Przez delikatnie uchylone drzwi od sypialni Carly, przez szczelinę wlatywał zapach gofrów oraz parzonej kawy. Carly delikatnie uniosła ciężkie i zmęczone powieki po wczorajszym dniu. Seans filmowy z Astonem nie był taki jak to sobie wyobrażała. Przez jej bujną wyobraźnię nie spała pół nocy by usunąć te dziwne sceny jej i chłopaka.
Dziewczyna spojrzała swoimi brązowymi oczami na kotka, który tym razem stał na jej pościeli i uważnie jej się przyglądał. Dziewczyna uśmiechnęła się do niego, a kociak gwałtownie ruszył się w stronę brzegu łóżka chcąc pokazać Carly, że czas by wstała i dała mu jeść. Brunetka ziewnęła i usiadła na brzegu łóżka patrząc na Grace która już siedziała obok jej nóg patrząc się swoimi wielkimi niebieskimi oczami na nią.

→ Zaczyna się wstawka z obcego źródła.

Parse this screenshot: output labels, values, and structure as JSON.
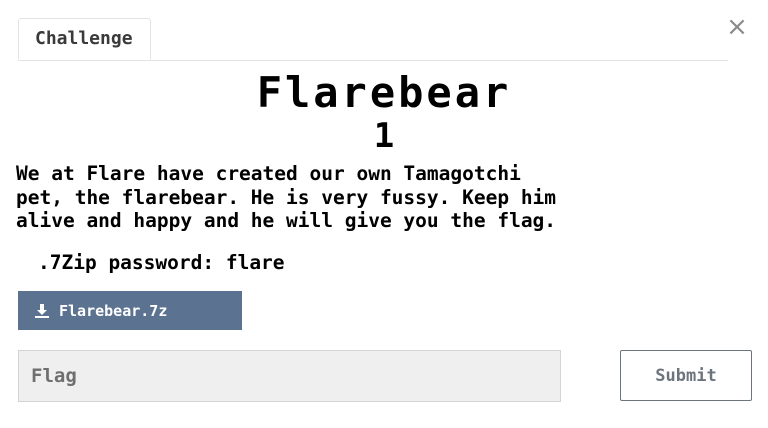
{
  "tabs": [
    {
      "label": "Challenge"
    }
  ],
  "close_icon": "close-icon",
  "challenge": {
    "name": "Flarebear",
    "points": "1",
    "description": "We at Flare have created our own Tamagotchi\npet, the flarebear. He is very fussy. Keep him\nalive and happy and he will give you the flag.",
    "zip_password": ".7Zip password: flare"
  },
  "download": {
    "icon": "download-icon",
    "label": "Flarebear.7z"
  },
  "flag_input": {
    "value": "",
    "placeholder": "Flag"
  },
  "submit": {
    "label": "Submit"
  },
  "colors": {
    "download_button_bg": "#5b7290",
    "submit_border": "#6c757d",
    "input_bg": "#efefef"
  }
}
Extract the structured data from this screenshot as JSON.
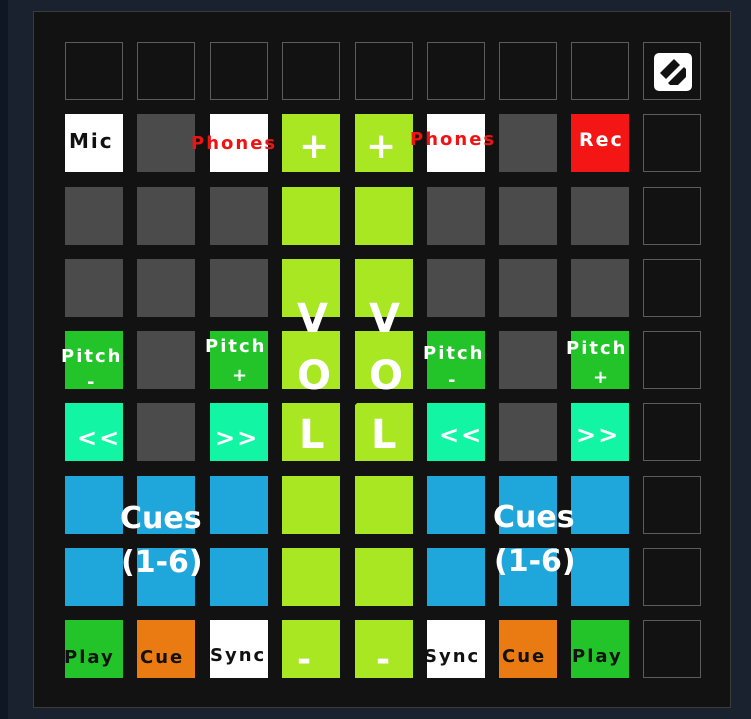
{
  "controller": {
    "top_row": [
      "",
      "",
      "",
      "",
      "",
      "",
      "",
      ""
    ],
    "logo": "novation-logo-icon",
    "row1": {
      "mic": "Mic",
      "phones_left": "Phones",
      "vol_plus_left": "+",
      "vol_plus_right": "+",
      "phones_right": "Phones",
      "rec": "Rec"
    },
    "pitch": {
      "deck1_minus": [
        "Pitch",
        "-"
      ],
      "deck1_plus": [
        "Pitch",
        "+"
      ],
      "deck2_minus": [
        "Pitch",
        "-"
      ],
      "deck2_plus": [
        "Pitch",
        "+"
      ]
    },
    "volume_label_left": [
      "V",
      "O",
      "L"
    ],
    "volume_label_right": [
      "V",
      "O",
      "L"
    ],
    "seek": {
      "deck1_back": "<<",
      "deck1_fwd": ">>",
      "deck2_back": "<<",
      "deck2_fwd": ">>"
    },
    "cues_left": [
      "Cues",
      "(1-6)"
    ],
    "cues_right": [
      "Cues",
      "(1-6)"
    ],
    "bottom": {
      "play_left": "Play",
      "cue_left": "Cue",
      "sync_left": "Sync",
      "vol_minus_left": "-",
      "vol_minus_right": "-",
      "sync_right": "Sync",
      "cue_right": "Cue",
      "play_right": "Play"
    },
    "colors": {
      "gray": "#4b4b4b",
      "lime": "#a9e723",
      "green": "#22c42a",
      "mint": "#12f5a5",
      "blue": "#1fa6da",
      "orange": "#ea7a12",
      "red": "#f41515",
      "white": "#ffffff"
    }
  }
}
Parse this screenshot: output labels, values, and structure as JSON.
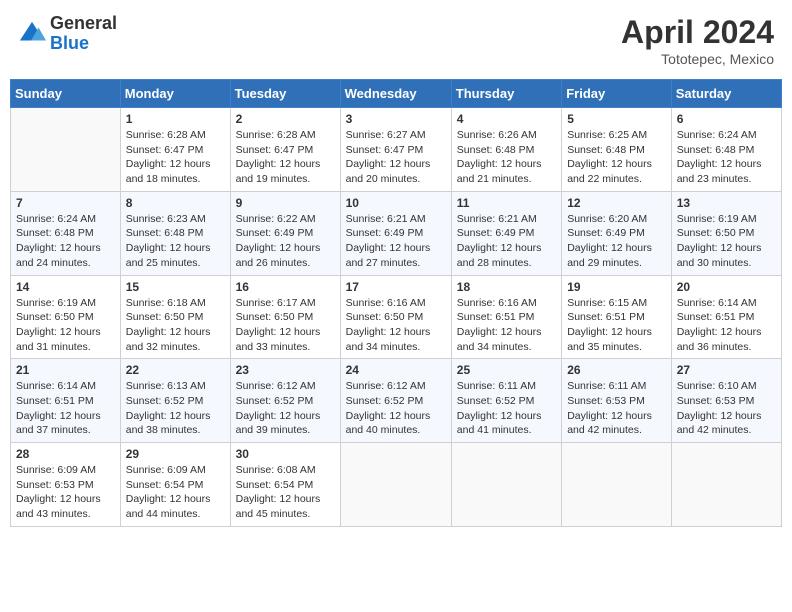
{
  "logo": {
    "general": "General",
    "blue": "Blue"
  },
  "header": {
    "month": "April 2024",
    "location": "Tototepec, Mexico"
  },
  "weekdays": [
    "Sunday",
    "Monday",
    "Tuesday",
    "Wednesday",
    "Thursday",
    "Friday",
    "Saturday"
  ],
  "weeks": [
    [
      {
        "day": "",
        "sunrise": "",
        "sunset": "",
        "daylight": ""
      },
      {
        "day": "1",
        "sunrise": "Sunrise: 6:28 AM",
        "sunset": "Sunset: 6:47 PM",
        "daylight": "Daylight: 12 hours and 18 minutes."
      },
      {
        "day": "2",
        "sunrise": "Sunrise: 6:28 AM",
        "sunset": "Sunset: 6:47 PM",
        "daylight": "Daylight: 12 hours and 19 minutes."
      },
      {
        "day": "3",
        "sunrise": "Sunrise: 6:27 AM",
        "sunset": "Sunset: 6:47 PM",
        "daylight": "Daylight: 12 hours and 20 minutes."
      },
      {
        "day": "4",
        "sunrise": "Sunrise: 6:26 AM",
        "sunset": "Sunset: 6:48 PM",
        "daylight": "Daylight: 12 hours and 21 minutes."
      },
      {
        "day": "5",
        "sunrise": "Sunrise: 6:25 AM",
        "sunset": "Sunset: 6:48 PM",
        "daylight": "Daylight: 12 hours and 22 minutes."
      },
      {
        "day": "6",
        "sunrise": "Sunrise: 6:24 AM",
        "sunset": "Sunset: 6:48 PM",
        "daylight": "Daylight: 12 hours and 23 minutes."
      }
    ],
    [
      {
        "day": "7",
        "sunrise": "Sunrise: 6:24 AM",
        "sunset": "Sunset: 6:48 PM",
        "daylight": "Daylight: 12 hours and 24 minutes."
      },
      {
        "day": "8",
        "sunrise": "Sunrise: 6:23 AM",
        "sunset": "Sunset: 6:48 PM",
        "daylight": "Daylight: 12 hours and 25 minutes."
      },
      {
        "day": "9",
        "sunrise": "Sunrise: 6:22 AM",
        "sunset": "Sunset: 6:49 PM",
        "daylight": "Daylight: 12 hours and 26 minutes."
      },
      {
        "day": "10",
        "sunrise": "Sunrise: 6:21 AM",
        "sunset": "Sunset: 6:49 PM",
        "daylight": "Daylight: 12 hours and 27 minutes."
      },
      {
        "day": "11",
        "sunrise": "Sunrise: 6:21 AM",
        "sunset": "Sunset: 6:49 PM",
        "daylight": "Daylight: 12 hours and 28 minutes."
      },
      {
        "day": "12",
        "sunrise": "Sunrise: 6:20 AM",
        "sunset": "Sunset: 6:49 PM",
        "daylight": "Daylight: 12 hours and 29 minutes."
      },
      {
        "day": "13",
        "sunrise": "Sunrise: 6:19 AM",
        "sunset": "Sunset: 6:50 PM",
        "daylight": "Daylight: 12 hours and 30 minutes."
      }
    ],
    [
      {
        "day": "14",
        "sunrise": "Sunrise: 6:19 AM",
        "sunset": "Sunset: 6:50 PM",
        "daylight": "Daylight: 12 hours and 31 minutes."
      },
      {
        "day": "15",
        "sunrise": "Sunrise: 6:18 AM",
        "sunset": "Sunset: 6:50 PM",
        "daylight": "Daylight: 12 hours and 32 minutes."
      },
      {
        "day": "16",
        "sunrise": "Sunrise: 6:17 AM",
        "sunset": "Sunset: 6:50 PM",
        "daylight": "Daylight: 12 hours and 33 minutes."
      },
      {
        "day": "17",
        "sunrise": "Sunrise: 6:16 AM",
        "sunset": "Sunset: 6:50 PM",
        "daylight": "Daylight: 12 hours and 34 minutes."
      },
      {
        "day": "18",
        "sunrise": "Sunrise: 6:16 AM",
        "sunset": "Sunset: 6:51 PM",
        "daylight": "Daylight: 12 hours and 34 minutes."
      },
      {
        "day": "19",
        "sunrise": "Sunrise: 6:15 AM",
        "sunset": "Sunset: 6:51 PM",
        "daylight": "Daylight: 12 hours and 35 minutes."
      },
      {
        "day": "20",
        "sunrise": "Sunrise: 6:14 AM",
        "sunset": "Sunset: 6:51 PM",
        "daylight": "Daylight: 12 hours and 36 minutes."
      }
    ],
    [
      {
        "day": "21",
        "sunrise": "Sunrise: 6:14 AM",
        "sunset": "Sunset: 6:51 PM",
        "daylight": "Daylight: 12 hours and 37 minutes."
      },
      {
        "day": "22",
        "sunrise": "Sunrise: 6:13 AM",
        "sunset": "Sunset: 6:52 PM",
        "daylight": "Daylight: 12 hours and 38 minutes."
      },
      {
        "day": "23",
        "sunrise": "Sunrise: 6:12 AM",
        "sunset": "Sunset: 6:52 PM",
        "daylight": "Daylight: 12 hours and 39 minutes."
      },
      {
        "day": "24",
        "sunrise": "Sunrise: 6:12 AM",
        "sunset": "Sunset: 6:52 PM",
        "daylight": "Daylight: 12 hours and 40 minutes."
      },
      {
        "day": "25",
        "sunrise": "Sunrise: 6:11 AM",
        "sunset": "Sunset: 6:52 PM",
        "daylight": "Daylight: 12 hours and 41 minutes."
      },
      {
        "day": "26",
        "sunrise": "Sunrise: 6:11 AM",
        "sunset": "Sunset: 6:53 PM",
        "daylight": "Daylight: 12 hours and 42 minutes."
      },
      {
        "day": "27",
        "sunrise": "Sunrise: 6:10 AM",
        "sunset": "Sunset: 6:53 PM",
        "daylight": "Daylight: 12 hours and 42 minutes."
      }
    ],
    [
      {
        "day": "28",
        "sunrise": "Sunrise: 6:09 AM",
        "sunset": "Sunset: 6:53 PM",
        "daylight": "Daylight: 12 hours and 43 minutes."
      },
      {
        "day": "29",
        "sunrise": "Sunrise: 6:09 AM",
        "sunset": "Sunset: 6:54 PM",
        "daylight": "Daylight: 12 hours and 44 minutes."
      },
      {
        "day": "30",
        "sunrise": "Sunrise: 6:08 AM",
        "sunset": "Sunset: 6:54 PM",
        "daylight": "Daylight: 12 hours and 45 minutes."
      },
      {
        "day": "",
        "sunrise": "",
        "sunset": "",
        "daylight": ""
      },
      {
        "day": "",
        "sunrise": "",
        "sunset": "",
        "daylight": ""
      },
      {
        "day": "",
        "sunrise": "",
        "sunset": "",
        "daylight": ""
      },
      {
        "day": "",
        "sunrise": "",
        "sunset": "",
        "daylight": ""
      }
    ]
  ]
}
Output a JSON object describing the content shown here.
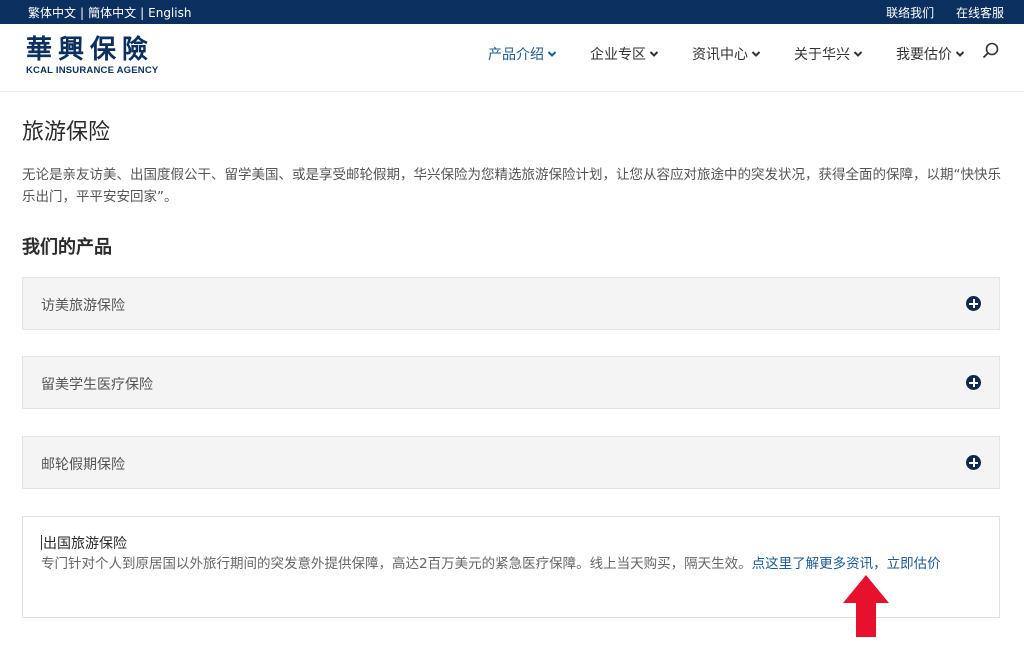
{
  "topbar": {
    "lang_traditional": "繁体中文",
    "lang_simplified": "簡体中文",
    "lang_english": "English",
    "contact": "联络我们",
    "online_service": "在线客服"
  },
  "logo": {
    "name_cn": "華興保險",
    "name_en": "KCAL INSURANCE AGENCY"
  },
  "nav": {
    "items": [
      {
        "label": "产品介绍"
      },
      {
        "label": "企业专区"
      },
      {
        "label": "资讯中心"
      },
      {
        "label": "关于华兴"
      },
      {
        "label": "我要估价"
      }
    ],
    "search_icon": "search-icon"
  },
  "page": {
    "title": "旅游保险",
    "intro": "无论是亲友访美、出国度假公干、留学美国、或是享受邮轮假期，华兴保险为您精选旅游保险计划，让您从容应对旅途中的突发状况，获得全面的保障，以期“快快乐乐出门，平平安安回家”。",
    "products_title": "我们的产品"
  },
  "accordion": [
    {
      "label": "访美旅游保险"
    },
    {
      "label": "留美学生医疗保险"
    },
    {
      "label": "邮轮假期保险"
    }
  ],
  "panel": {
    "title": "出国旅游保险",
    "description": "专门针对个人到原居国以外旅行期间的突发意外提供保障，高达2百万美元的紧急医疗保障。线上当天购买，隔天生效。",
    "link_more": "点这里了解更多资讯",
    "separator": "，",
    "link_quote": "立即估价"
  },
  "colors": {
    "topbar_bg": "#0b2f5e",
    "brand": "#0b2f5e",
    "link": "#1d5a96",
    "accent_arrow": "#e8112d"
  }
}
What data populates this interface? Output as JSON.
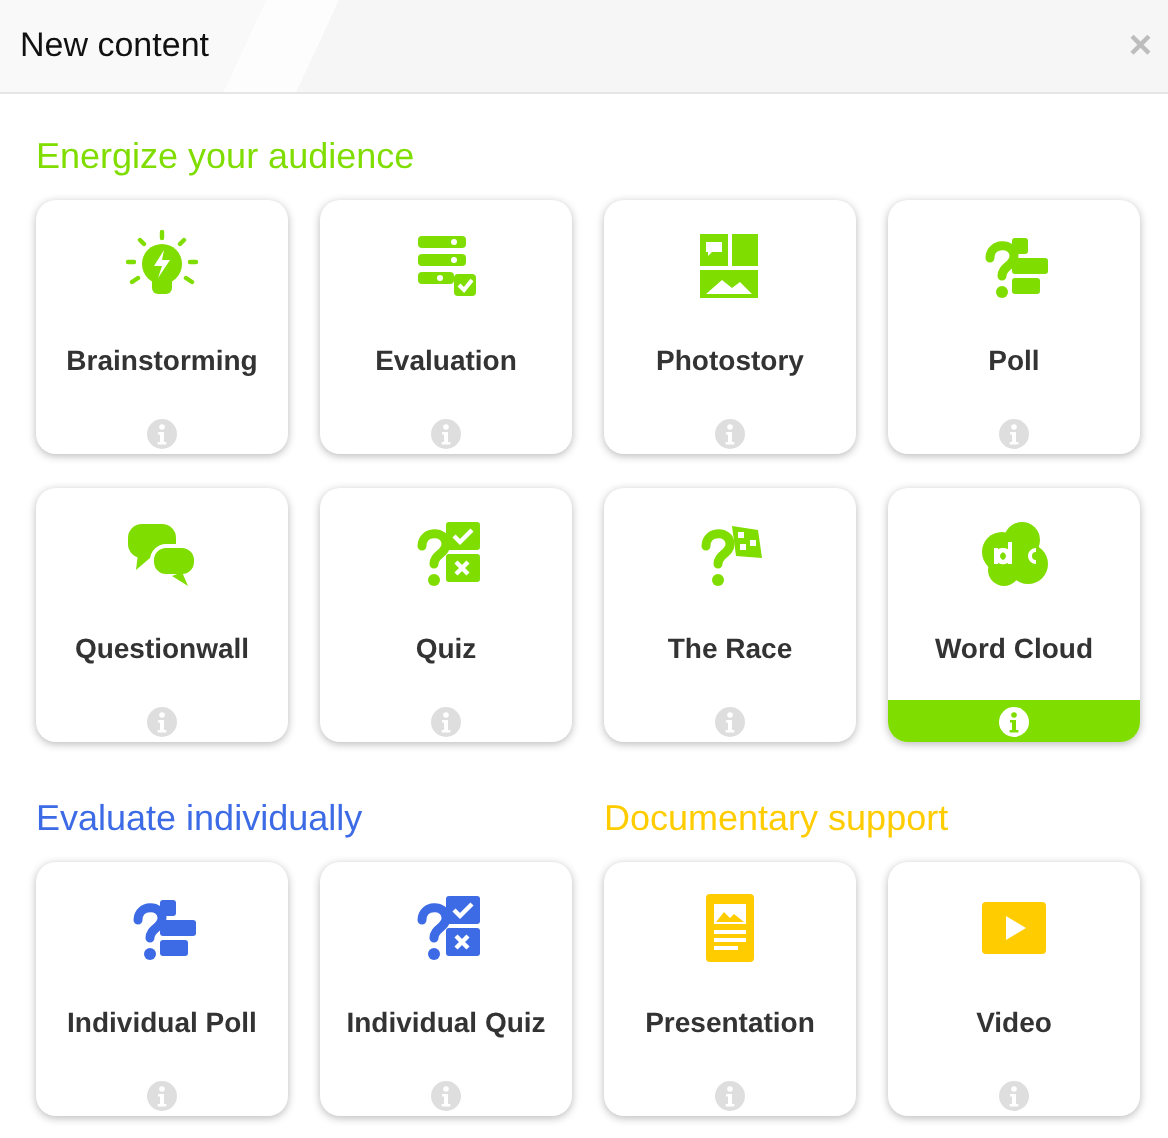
{
  "window": {
    "title": "New content",
    "close": "×"
  },
  "sections": [
    {
      "title": "Energize your audience",
      "color": "#80dd00",
      "items": [
        {
          "label": "Brainstorming",
          "kind": "bulb",
          "highlighted": false
        },
        {
          "label": "Evaluation",
          "kind": "evaluation",
          "highlighted": false
        },
        {
          "label": "Photostory",
          "kind": "photostory",
          "highlighted": false
        },
        {
          "label": "Poll",
          "kind": "poll",
          "highlighted": false
        },
        {
          "label": "Questionwall",
          "kind": "bubbles",
          "highlighted": false
        },
        {
          "label": "Quiz",
          "kind": "quiz",
          "highlighted": false
        },
        {
          "label": "The Race",
          "kind": "race",
          "highlighted": false
        },
        {
          "label": "Word Cloud",
          "kind": "cloud",
          "highlighted": true
        }
      ]
    },
    {
      "title": "Evaluate individually",
      "color": "#3d6be6",
      "items": [
        {
          "label": "Individual Poll",
          "kind": "poll",
          "highlighted": false
        },
        {
          "label": "Individual Quiz",
          "kind": "quiz",
          "highlighted": false
        }
      ]
    },
    {
      "title": "Documentary support",
      "color": "#ffcc00",
      "items": [
        {
          "label": "Presentation",
          "kind": "document",
          "highlighted": false
        },
        {
          "label": "Video",
          "kind": "video",
          "highlighted": false
        }
      ]
    }
  ]
}
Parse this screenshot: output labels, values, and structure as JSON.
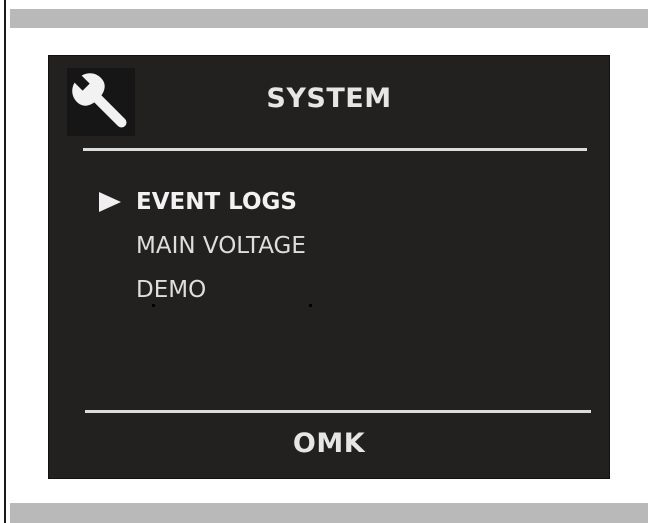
{
  "screen": {
    "title": "SYSTEM",
    "icon": "wrench-icon",
    "footer_label": "OMK"
  },
  "menu": {
    "items": [
      {
        "label": "EVENT LOGS",
        "selected": true
      },
      {
        "label": "MAIN VOLTAGE",
        "selected": false
      },
      {
        "label": "DEMO",
        "selected": false
      }
    ]
  },
  "colors": {
    "screen_background": "#232120",
    "text": "#e6e6e6",
    "frame_bars": "#b9b9b9"
  }
}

Kociak delikatnie wziął jej skórę łydki w zęby i uszczypnął na znak, że jest głodny. Carly wywróciła oczami i wstała łapiąc kota na ręce. Brunetka kochała głaskać jej puszyste futerko. W której czasem topiła swoja place by podzielić się tym co czuje, tak jak wczoraj wieczorem, kiedy to mówiła Grace o swoich uczuciach do Ashtona, oraz dlaczego wszystko tak się potoczyło.
- Cześć kociaro - powiedział z uśmiechem Ash widząc jak brunetka siada przy wysokim stole.
- Właśnie obraziłeś mnie i Grace - powiedziała stanowczo kładąc kotkę na blat stołu.
- W takim razie, dzień dobry słońce - powiedziała odwracając się z uśmiechem.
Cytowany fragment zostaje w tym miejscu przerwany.